Spotting Saturn

Saturn as it appears through a telescope
Saturn as it appears through a telescope

Of all the sights visible in a telescope, there is none so breathtaking as the planet Saturn. Simply put, it is magnificent. Saturn is surrounded by a series of icy rings that circle the planet, making it look like a lolo ball. Unfortunately a telescope is needed to see the rings. Even a small telescope of decent quality will do, and now is the perfect time to see the planet.

As Earth and Saturn orbit the sun, the angle of Saturn’s rings relative to the Earth changes. Back in 2009  the rings were edge on and so we’re not visible. Since then, the angle has been changing and the view of the rings improving and today they are perfect for viewing.

At the moment (mid June) Saturn rises in the south east at around 10 pm and is best placed for viewing at half one in the morning when it can be found directly south, 15 degrees above the horizon. You will know you are on the right track if you look to the right of it, and see a distinctly red star.
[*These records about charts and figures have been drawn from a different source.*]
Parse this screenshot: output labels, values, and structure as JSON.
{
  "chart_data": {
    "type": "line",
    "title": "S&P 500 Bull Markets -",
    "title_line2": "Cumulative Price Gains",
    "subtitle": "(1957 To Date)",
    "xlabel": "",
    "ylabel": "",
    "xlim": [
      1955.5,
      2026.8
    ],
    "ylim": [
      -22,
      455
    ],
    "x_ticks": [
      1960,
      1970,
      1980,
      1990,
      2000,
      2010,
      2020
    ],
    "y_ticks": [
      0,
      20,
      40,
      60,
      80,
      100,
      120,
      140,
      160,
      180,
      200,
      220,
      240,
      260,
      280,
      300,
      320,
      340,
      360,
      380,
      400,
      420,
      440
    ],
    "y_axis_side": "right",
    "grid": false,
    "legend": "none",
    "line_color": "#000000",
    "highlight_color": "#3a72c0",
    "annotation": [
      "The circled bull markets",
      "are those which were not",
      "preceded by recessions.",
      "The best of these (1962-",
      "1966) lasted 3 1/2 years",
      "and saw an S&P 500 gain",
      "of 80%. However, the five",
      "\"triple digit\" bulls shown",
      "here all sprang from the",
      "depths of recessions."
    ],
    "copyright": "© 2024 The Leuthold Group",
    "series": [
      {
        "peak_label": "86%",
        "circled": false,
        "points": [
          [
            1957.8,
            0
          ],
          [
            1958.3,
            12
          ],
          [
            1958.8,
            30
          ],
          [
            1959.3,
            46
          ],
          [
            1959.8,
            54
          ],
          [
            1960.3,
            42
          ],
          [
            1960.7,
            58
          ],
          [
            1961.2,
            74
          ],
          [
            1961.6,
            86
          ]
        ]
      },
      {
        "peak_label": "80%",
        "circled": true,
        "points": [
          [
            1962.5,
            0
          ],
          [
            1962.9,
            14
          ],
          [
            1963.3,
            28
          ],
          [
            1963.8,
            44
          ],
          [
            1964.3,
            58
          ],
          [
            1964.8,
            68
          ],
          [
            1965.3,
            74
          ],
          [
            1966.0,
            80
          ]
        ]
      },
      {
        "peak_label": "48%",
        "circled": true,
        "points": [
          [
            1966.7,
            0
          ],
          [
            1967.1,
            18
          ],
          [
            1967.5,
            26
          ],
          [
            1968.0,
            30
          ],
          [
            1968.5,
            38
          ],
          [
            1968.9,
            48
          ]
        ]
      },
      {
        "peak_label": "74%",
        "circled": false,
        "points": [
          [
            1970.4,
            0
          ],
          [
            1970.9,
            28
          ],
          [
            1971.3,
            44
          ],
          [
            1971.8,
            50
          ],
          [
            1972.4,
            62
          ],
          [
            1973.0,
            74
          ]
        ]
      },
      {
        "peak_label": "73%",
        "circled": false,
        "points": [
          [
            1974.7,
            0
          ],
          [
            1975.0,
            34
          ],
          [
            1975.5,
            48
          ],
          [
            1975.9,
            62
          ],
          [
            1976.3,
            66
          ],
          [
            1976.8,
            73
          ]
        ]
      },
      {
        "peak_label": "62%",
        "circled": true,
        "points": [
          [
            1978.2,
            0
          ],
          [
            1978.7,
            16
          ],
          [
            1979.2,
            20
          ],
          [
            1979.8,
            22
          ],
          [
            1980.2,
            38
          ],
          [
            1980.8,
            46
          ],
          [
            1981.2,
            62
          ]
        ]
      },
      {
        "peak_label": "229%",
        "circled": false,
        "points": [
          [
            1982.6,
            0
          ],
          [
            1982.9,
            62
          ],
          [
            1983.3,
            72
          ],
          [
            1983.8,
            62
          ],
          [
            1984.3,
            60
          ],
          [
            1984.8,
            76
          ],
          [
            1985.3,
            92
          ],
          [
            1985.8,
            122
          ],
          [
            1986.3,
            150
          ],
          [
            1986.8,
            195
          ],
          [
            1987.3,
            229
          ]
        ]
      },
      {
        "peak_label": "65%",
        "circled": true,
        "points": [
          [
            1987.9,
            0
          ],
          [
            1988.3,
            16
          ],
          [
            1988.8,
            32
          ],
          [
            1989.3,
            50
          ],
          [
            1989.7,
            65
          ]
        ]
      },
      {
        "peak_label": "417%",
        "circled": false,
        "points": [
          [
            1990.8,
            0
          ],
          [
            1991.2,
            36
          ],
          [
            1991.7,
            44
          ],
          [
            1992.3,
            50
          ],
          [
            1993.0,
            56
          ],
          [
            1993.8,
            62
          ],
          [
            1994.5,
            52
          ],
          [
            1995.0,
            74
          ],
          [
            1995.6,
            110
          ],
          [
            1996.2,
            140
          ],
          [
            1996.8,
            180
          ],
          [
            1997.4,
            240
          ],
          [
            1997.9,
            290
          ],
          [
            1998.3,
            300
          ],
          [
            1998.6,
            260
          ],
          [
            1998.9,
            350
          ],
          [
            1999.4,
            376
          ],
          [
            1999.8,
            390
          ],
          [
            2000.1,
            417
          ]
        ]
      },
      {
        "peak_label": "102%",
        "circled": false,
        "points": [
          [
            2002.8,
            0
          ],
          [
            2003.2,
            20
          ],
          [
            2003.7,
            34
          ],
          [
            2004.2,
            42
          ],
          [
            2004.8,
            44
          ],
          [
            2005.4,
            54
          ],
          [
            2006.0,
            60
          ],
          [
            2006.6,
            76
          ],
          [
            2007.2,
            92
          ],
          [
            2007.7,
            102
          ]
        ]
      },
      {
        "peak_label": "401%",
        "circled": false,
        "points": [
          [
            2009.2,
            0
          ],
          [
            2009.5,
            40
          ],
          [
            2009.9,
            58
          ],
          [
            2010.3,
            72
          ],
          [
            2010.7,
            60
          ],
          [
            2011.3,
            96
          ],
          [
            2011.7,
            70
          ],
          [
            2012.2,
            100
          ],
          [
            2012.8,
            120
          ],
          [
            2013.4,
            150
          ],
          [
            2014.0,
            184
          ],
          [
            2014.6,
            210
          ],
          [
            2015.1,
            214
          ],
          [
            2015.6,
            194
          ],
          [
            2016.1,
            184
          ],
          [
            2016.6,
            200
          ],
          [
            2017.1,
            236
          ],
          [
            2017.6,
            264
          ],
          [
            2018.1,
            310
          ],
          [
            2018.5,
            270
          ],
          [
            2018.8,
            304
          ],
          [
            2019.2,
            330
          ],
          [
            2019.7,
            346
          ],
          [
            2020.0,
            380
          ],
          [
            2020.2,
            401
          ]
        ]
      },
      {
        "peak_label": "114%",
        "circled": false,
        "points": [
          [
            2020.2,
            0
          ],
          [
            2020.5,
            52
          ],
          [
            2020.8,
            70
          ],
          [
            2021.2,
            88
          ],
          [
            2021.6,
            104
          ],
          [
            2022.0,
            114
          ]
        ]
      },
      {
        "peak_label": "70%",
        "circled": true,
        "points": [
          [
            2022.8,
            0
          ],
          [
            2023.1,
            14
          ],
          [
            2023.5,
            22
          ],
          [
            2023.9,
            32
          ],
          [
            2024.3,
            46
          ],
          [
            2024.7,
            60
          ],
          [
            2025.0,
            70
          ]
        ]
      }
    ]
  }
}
This star is called Antares and is in the constellation Scorpius. Saturn is definitely worth observing if you have a telescope, because your first view of the planet is a wow moment that will stay with you forever. Even without a telescope, it’s worthwhile tracking it down. With larger telescopes the inky blackness of the gaps between the rings is visible and adds to the spectacle.

Everyone should see Saturn at least once through a telescope and with a number of free astronomy or planetarium apps available to track it down, it’s easier to do so than ever before.